L’écriture est un petit peu maladroite, mais Harry sait qu’elle a passé de nombreuses heures à s’entrainer. Faire un « e » parfait, des majuscules irréprochables, d’abord en cursive, puis en attaché. À la suite des autres leçons, il en colle une nouvelle, ainsi qu’une page d’exercices. Les cahiers passent, un à un, mais son mal de crâne, lui, ne disparait pas. Ron ronfle toujours, pas très loin, et la concentration va et vient, à un rythme qui l’exaspère.
Le cahier de Scorpius est vert. Scorpius adore le vert, Harry l’a très vite compris. Une écharpe verte, des pulls verts, des chaussettes vertes, l’utilisation intempestive du stylo vert au lieu du bleu comme Harry le demande… Il n’y a rien de mal à cela, sauf quand ça implique une difficulté à suivre les consignes. Scorpius est tout à fait capable d’écouter les consignes qui lui sont donnés, il n’en a juste pas envie. Parfois. Notamment quand cela concerne le vert. Alors Harry ne dit trop rien, parce que ça n’a pas d’intérêt que de faire la guerre à un enfant qui aime un peu trop une couleur. Et puis Scorpius a bien d’autres problèmes, le vert n’a pas besoin d’en être un.
Les derniers exercices qu’il a fait étaient bien réussis, remarque Harry. Il note un « TB » dans la marge, qu’il souligne deux fois en rouge, pour insister sur l’effort qu’a fait l’enfant.
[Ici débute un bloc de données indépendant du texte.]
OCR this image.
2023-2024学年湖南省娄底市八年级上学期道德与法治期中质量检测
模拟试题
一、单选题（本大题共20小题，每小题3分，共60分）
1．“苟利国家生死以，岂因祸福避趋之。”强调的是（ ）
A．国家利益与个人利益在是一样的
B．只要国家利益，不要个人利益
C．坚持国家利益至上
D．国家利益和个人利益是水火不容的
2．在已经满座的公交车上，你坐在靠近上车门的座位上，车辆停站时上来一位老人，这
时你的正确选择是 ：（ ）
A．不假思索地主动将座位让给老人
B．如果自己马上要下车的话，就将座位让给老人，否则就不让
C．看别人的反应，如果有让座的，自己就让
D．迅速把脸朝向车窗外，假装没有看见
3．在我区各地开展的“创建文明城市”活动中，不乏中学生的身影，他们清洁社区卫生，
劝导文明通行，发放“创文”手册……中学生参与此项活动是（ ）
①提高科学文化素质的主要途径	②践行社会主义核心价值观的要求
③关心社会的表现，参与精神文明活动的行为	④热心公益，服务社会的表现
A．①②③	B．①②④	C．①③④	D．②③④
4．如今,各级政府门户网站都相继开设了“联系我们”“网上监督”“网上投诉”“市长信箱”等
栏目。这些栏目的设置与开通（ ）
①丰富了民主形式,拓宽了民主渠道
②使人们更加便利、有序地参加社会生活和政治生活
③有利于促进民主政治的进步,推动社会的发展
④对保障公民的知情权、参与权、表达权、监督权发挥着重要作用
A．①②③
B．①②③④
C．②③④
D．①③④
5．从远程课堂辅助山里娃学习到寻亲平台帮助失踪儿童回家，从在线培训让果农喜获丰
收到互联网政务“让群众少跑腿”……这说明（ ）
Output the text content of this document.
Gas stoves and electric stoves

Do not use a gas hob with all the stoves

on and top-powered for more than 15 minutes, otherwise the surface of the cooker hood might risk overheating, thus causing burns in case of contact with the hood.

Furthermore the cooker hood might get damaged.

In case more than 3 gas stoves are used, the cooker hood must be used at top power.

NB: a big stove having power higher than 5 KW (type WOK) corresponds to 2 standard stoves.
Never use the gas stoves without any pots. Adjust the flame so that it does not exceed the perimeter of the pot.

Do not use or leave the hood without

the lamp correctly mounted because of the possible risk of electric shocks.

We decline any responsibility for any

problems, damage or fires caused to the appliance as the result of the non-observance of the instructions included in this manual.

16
Ca ne rend pas inutile la rencontre qu’il espère obtenir avec le père du gamin. Il cherche dans le tas de cahiers de liaison celui du jeune Malfoy, qu’il ouvre à la dernière page. Le plus difficile reste à faire : trouver les bons mots pour que cet homme dont il ne connait même pas le visage, contrairement aux parents de ses autres élèves, accepte de le rencontrer.
Il faut qu’il comprenne que c’est important, sans pour autant que cela ait l’air d’une menace, d’un chantage, d’une dernière chance, ou d’une tentative de Harry de lui expliquer comment être un bon parent. Ca n’aurai pas de sens, surtout considérant que les rares fois où Harry a gardé Rose lorsqu’elle était plus petite, cela a été un désastre. C’est un bon pédagogue, mais à en croire Hermione, « ça ne veut rien dire quant à sa capacité à être un bon parent ».
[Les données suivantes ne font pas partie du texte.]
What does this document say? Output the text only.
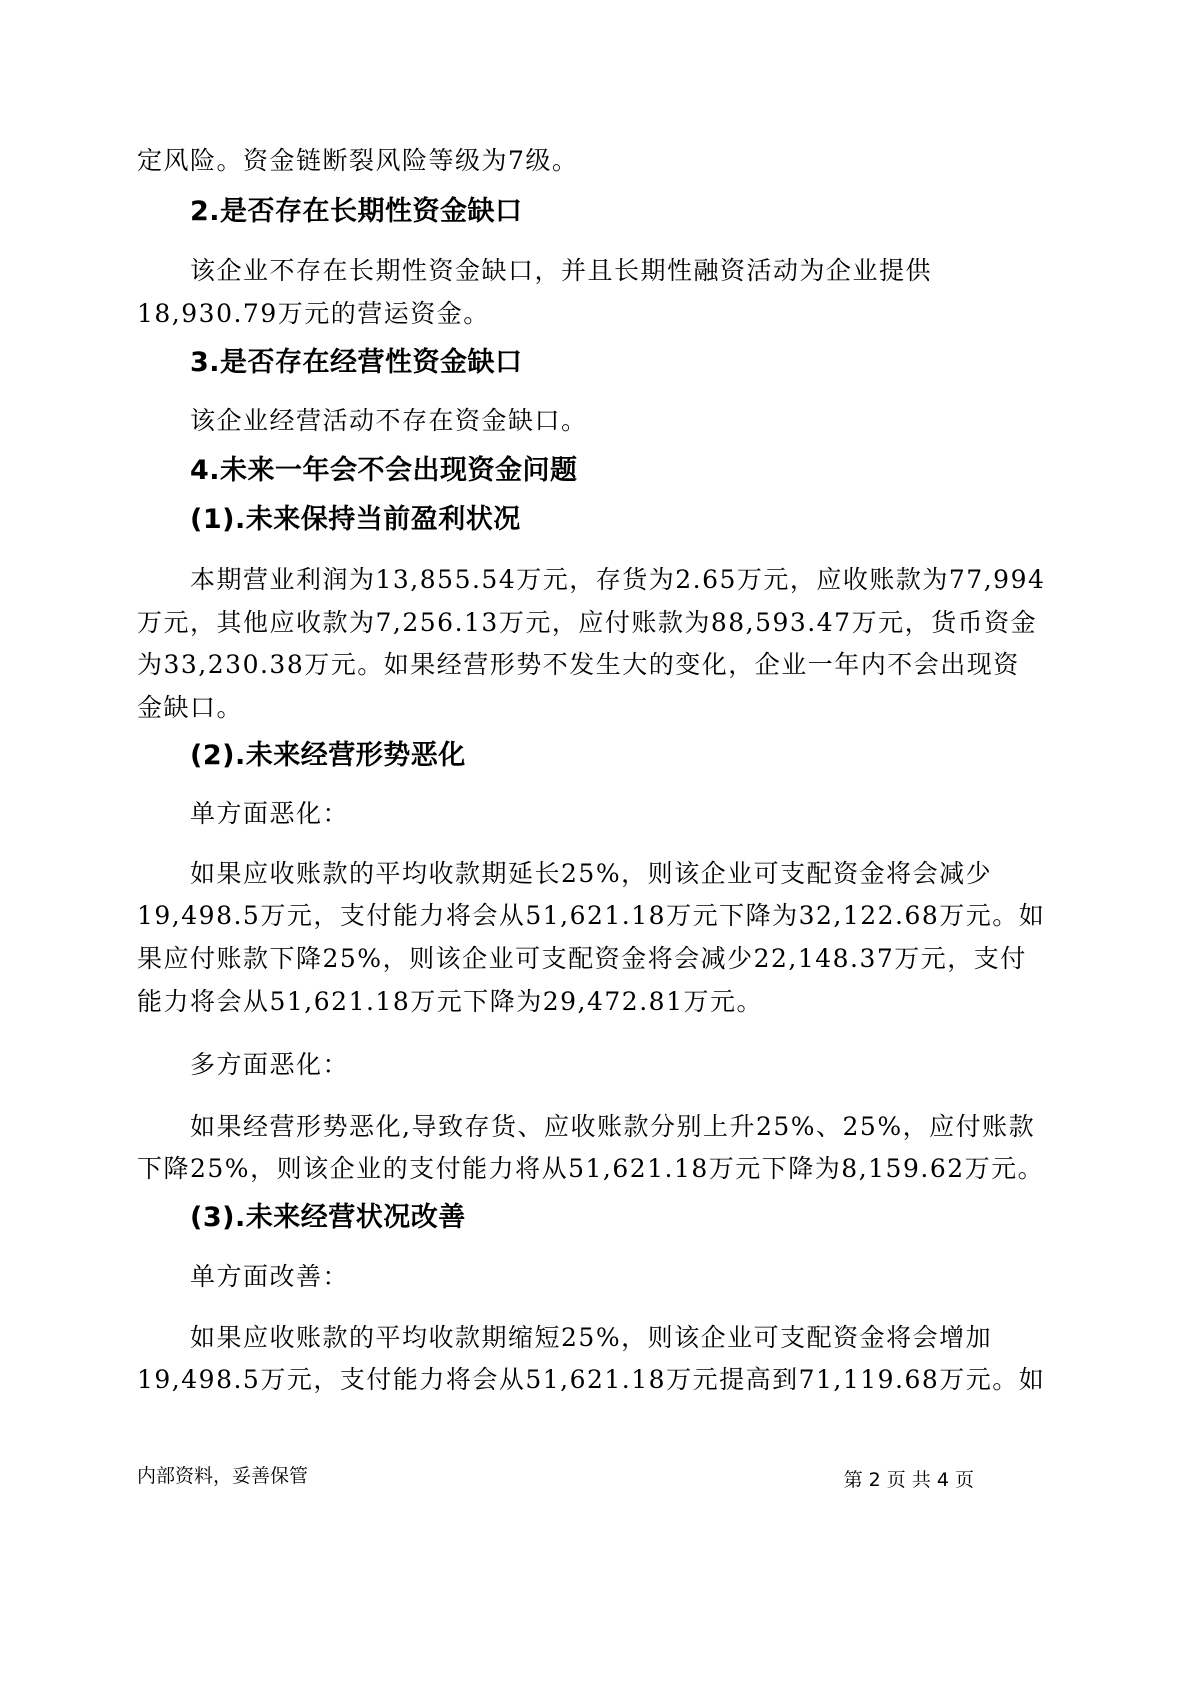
定风险。资金链断裂风险等级为7级。
2.是否存在长期性资金缺口
该企业不存在长期性资金缺口，并且长期性融资活动为企业提供
18,930.79万元的营运资金。
3.是否存在经营性资金缺口
该企业经营活动不存在资金缺口。
4.未来一年会不会出现资金问题
(1).未来保持当前盈利状况
本期营业利润为13,855.54万元，存货为2.65万元，应收账款为77,994
万元，其他应收款为7,256.13万元，应付账款为88,593.47万元，货币资金
为33,230.38万元。如果经营形势不发生大的变化，企业一年内不会出现资
金缺口。
(2).未来经营形势恶化
单方面恶化：
如果应收账款的平均收款期延长25%，则该企业可支配资金将会减少
19,498.5万元，支付能力将会从51,621.18万元下降为32,122.68万元。如
果应付账款下降25%，则该企业可支配资金将会减少22,148.37万元，支付
能力将会从51,621.18万元下降为29,472.81万元。
多方面恶化：
如果经营形势恶化,导致存货、应收账款分别上升25%、25%，应付账款
下降25%，则该企业的支付能力将从51,621.18万元下降为8,159.62万元。
(3).未来经营状况改善
单方面改善：
如果应收账款的平均收款期缩短25%，则该企业可支配资金将会增加
19,498.5万元，支付能力将会从51,621.18万元提高到71,119.68万元。如
内部资料，妥善保管	第 2 页 共 4 页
Il opte pour la simplicité.
Monsieur, nous n’avons pas eu l’occasion de nous rencontrer lors de la réunion de rentrée. J’aime échanger avec les parents de mes élèves, pour être en mesure de leur proposer un accompagnement aussi personnalisé que possible. Scorpius ne fait pas exception, aussi je vous propose de nous rencontrer la semaine du 25 octobre. Merci de me tenir informé de la date qui vous arrangera.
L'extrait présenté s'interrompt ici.